Elizabeth Kraft

Flogging Phelim: Christian Isobel Johnstone, the Perils of Injustice and the Promise of Reform

Fiat Justitia’: This was the motto of Tait’s Literary Magazine, announced on the title page of its first issue in 1832. The full, familiar saying is ‘Fiat Justitia ruat caelum’: Let Justice be done, though the heavens may fall.[i] In shorthand, as it were, the journal proclaimed its commitment to justice, whatever the cost — a powerful ideal in any circumstance, but particularly so during and following the raucous debates surrounding the passage of the Great Reform Bill.  Tait’s Literary Magazine was the enterprise of William Tait, but, importantly, in June 1834, the journal combined with another Edinburgh periodical, Johnstone’s Magazine, ‘a cheap monthly aimed at artisan-class readers’, published by John and Christian Isobel Johnstone.[ii]  By virtue of this merger, John Johnstone took on a good share of responsibility for the business end of things at Tait’s and his wife, Christian, became primary editor and frequent author.[iii]  From 1834 to1846, Christian Isobel Johnstone was the voice and vision of Tait’s, the insurer of the journal’s pursuit of justice.[iv]  In the first issue under her editorship, she included ‘A Chapter on Flogging’ by ‘An Old Officer’, an interesting echo of a gesture she had made in the first issue of another journalistic enterprise, The Schoolmaster, which was intended for distribution to ‘all liberal and intelligent Englishmen and Irishmen’ (as well as Scottish readers). There, on August 4, 1832, she reprinted from her 1815 novel Clan-Albin an episode centered on flogging. The excerpt, entitled in The Schoolmaster ‘The Flogged Soldier’, is centered on Irish soldier Phelim Bourke and combines parts of chapters 27 and 44 of Clan-Albin. In both the novel and the periodical, the point of the anecdote is to emphasize the physical and psychological effects of severe corporal punishment. Johnstone’s clear concern with flogging is rooted in her commitment to reform and fueled by ideals emerging from the American and the French Revolutions. In this essay, I will concentrate primarily on the topic as it is treated in Clan-Albin. In the end, I will reflect on the significance of the reprise of Phelim’s story in The Schoolmaster and of the old officer’s story in Tait’s Edinburgh Magazine as they contribute to the intense national focus on justice and reform in the 1830s.

Elizabeth Kraft, University of Georgia

[i] The phrase was common in classical times and is attributed to no one source.

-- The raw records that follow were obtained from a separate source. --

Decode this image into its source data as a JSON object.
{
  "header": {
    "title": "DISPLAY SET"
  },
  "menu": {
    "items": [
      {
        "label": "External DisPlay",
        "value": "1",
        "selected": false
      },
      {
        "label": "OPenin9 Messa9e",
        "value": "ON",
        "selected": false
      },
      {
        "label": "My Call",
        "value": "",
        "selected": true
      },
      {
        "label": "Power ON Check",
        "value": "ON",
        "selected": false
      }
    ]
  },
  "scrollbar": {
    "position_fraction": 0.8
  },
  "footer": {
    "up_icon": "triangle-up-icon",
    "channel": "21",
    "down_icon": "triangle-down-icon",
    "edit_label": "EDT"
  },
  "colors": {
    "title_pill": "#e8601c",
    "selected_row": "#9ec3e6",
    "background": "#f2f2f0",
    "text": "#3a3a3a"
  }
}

Its most famous use was by Lord Mansfield who uttered it in reversing the outlaw status of radical thinker and writer John Wilkes in 1768.

[ii] Alexis Easley, ‘Tait’s Edinburgh Magazine in the 1830s: Dialogues on Gender, Class, and Reform’, Victorian Periodicals Review 38 (2005), pp. 263-79 (p. 263).

[iii] On the distribution of editorial responsibility at The Schoolmaster and at Tait’s, see Pam Perkins, ‘“Scarcely Known to Fame”: The Literary Identities of Christian Isobel Johnstone’, chapter 3 of her Women Writers and the Edinburgh Enlightenment, vol. 15 of Scottish Cultural Review of Language and Literature (Amsterdam: Rodophi, 2010), pp. 206-280 (pp. 251-56).

[iv] See Perkins, pp. 251-2 and Easley pp. 263-4, for the argument that, despite the proprietorship of William Tait, Johnstone’s was the presiding sensibility for the years of her editorship.